Cela vous facilitera la tâche, puisque les instruments de recherche reliés aux accidents aériens sont constitués à partir de ces renseignements de base.

Ensuite, vous devez déterminer où pourrait se cacher la documentation que vous cherchez, c’est-à-dire sélectionner le bon fonds d’archive. Voici un tableau aide-mémoire qui vous permettra d’orienter vos premiers efforts :

Année de l’accident Ministère ou organisme responsable Numéro de fonds
1923 – 1936 Ministère de la Défense nationale
Civil Aviation Branch
RG24 / R112
1936 – 1984 Ministère des Transports
Air Services Branch, 1936-1970
Canadian Air Transportation Administration (Administration du transport aérien du Canada), 1970-1985
RG12 / R184
1984 – 1989 Bureau canadien de la sécurité aérienne R13086
1990 – aujourd’hui Bureau de la sécurité des transports du Canada RG156 / R1009

 

Chacun de ces fonds se divise en séries et en sous-séries. Pour chacune de ces subdivisions, vous devrez consulter un instrument de recherche pour déterminer s’il existe un dossier portant sur votre sujet de recherche. C’est un processus ardu, mais certains instruments sont offerts en ligne (par exemple, l’acquisition « Rapports d’accidents d’avion 1919-1977 » – RG12), ce qui limite le travail à faire au 395, rue Wellington à Ottawa.

Voici quelques éléments à prendre en considération :

  • Deux types de documents portent sur les accidents : le rapport d’accident et l’enquête sur l’événement. Ils ne sont pas toujours classés au même endroit; vérifiez donc l’ensemble du fonds pour les repérer.
  • Dans les années 1920 et 1930, la Défense nationale détenait le mandat d’enquêter sur les accidents. Même si votre recherche porte sur un accident civil, consultez le fonds RG24.
  • Votre dossier pourrait se trouver dans le registre central (documents originalement conservés à Ottawa) ou dans les registres régionaux (conservés en région : Maritimes, Pacifique, etc.).
  • La collection de BAC comporte des trous : nous n’avons pas toute la documentation portant sur les accidents d’avion.
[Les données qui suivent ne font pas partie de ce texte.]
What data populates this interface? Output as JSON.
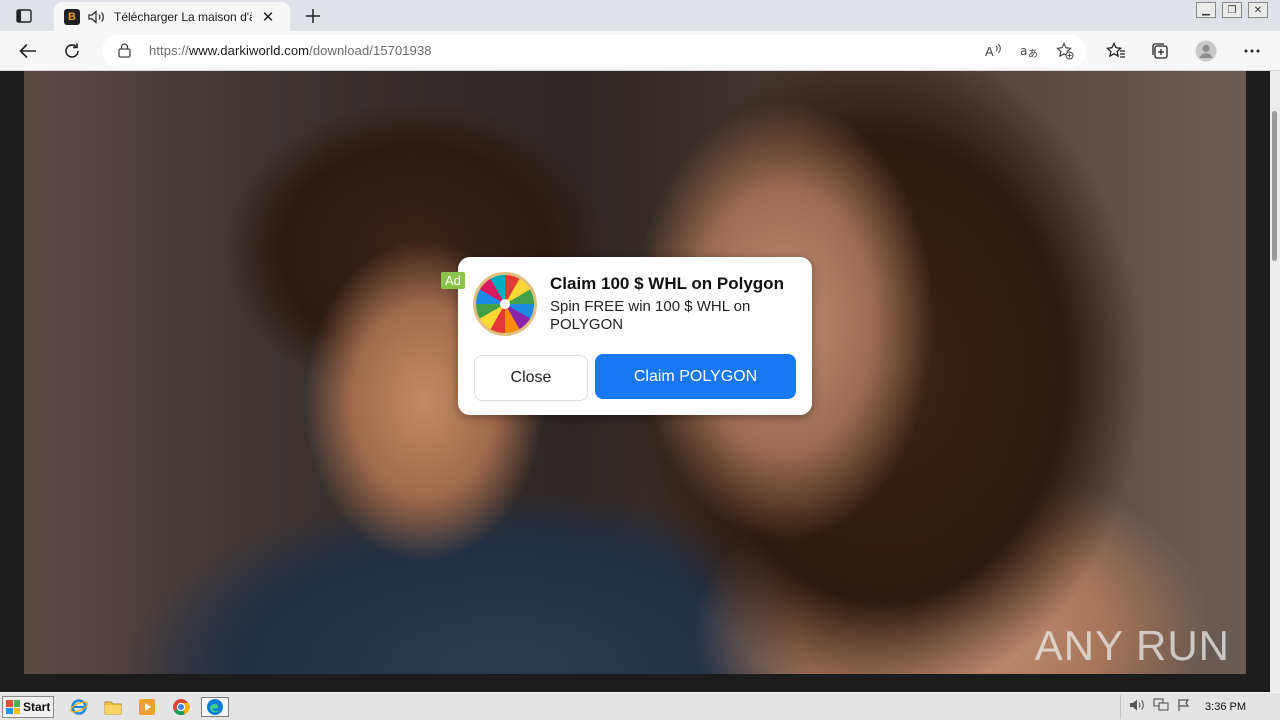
{
  "browser": {
    "tab": {
      "favicon_letter": "B",
      "title": "Télécharger La maison d'à"
    },
    "address": {
      "protocol": "https://",
      "host": "www.darkiworld.com",
      "path": "/download/15701938"
    }
  },
  "page": {
    "watermark": "ANY RUN"
  },
  "ad": {
    "tag": "Ad",
    "title": "Claim 100 $ WHL on Polygon",
    "body": "Spin FREE win 100 $ WHL on POLYGON",
    "close_label": "Close",
    "claim_label": "Claim POLYGON",
    "claim_color": "#1877f2"
  },
  "taskbar": {
    "start_label": "Start",
    "clock": "3:36 PM"
  }
}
Parfois, un dossier n’existe tout simplement pas.
  • Plusieurs documents en sont toujours à l’étape de l’acquisition. Ils ont été transférés à BAC, mais n’ont pas encore été traités par un archiviste. Si la description trouvée dans notre base de données contient une mention à cet effet, consultez les liens sous la rubrique « Acquisition » (voir « Portée et contenu » au sujet de la note « Veuillez consulter les acquisitions reliées »).

À titre d’exemple, voici une capture d’écran associée à la série « Dossiers du registre central » du fonds du Bureau de la sécurité des transports :

Capture d’écran montrant que les dossiers ont bien été acquis, mais n’ont pas encore été traités.

La liste des acquisitions des dossiers du registre central (RG156)

Chaque fonds d’archives comporte ses obstacles, mais les notions de base expliquées ici vous permettront de bien entreprendre vos recherches.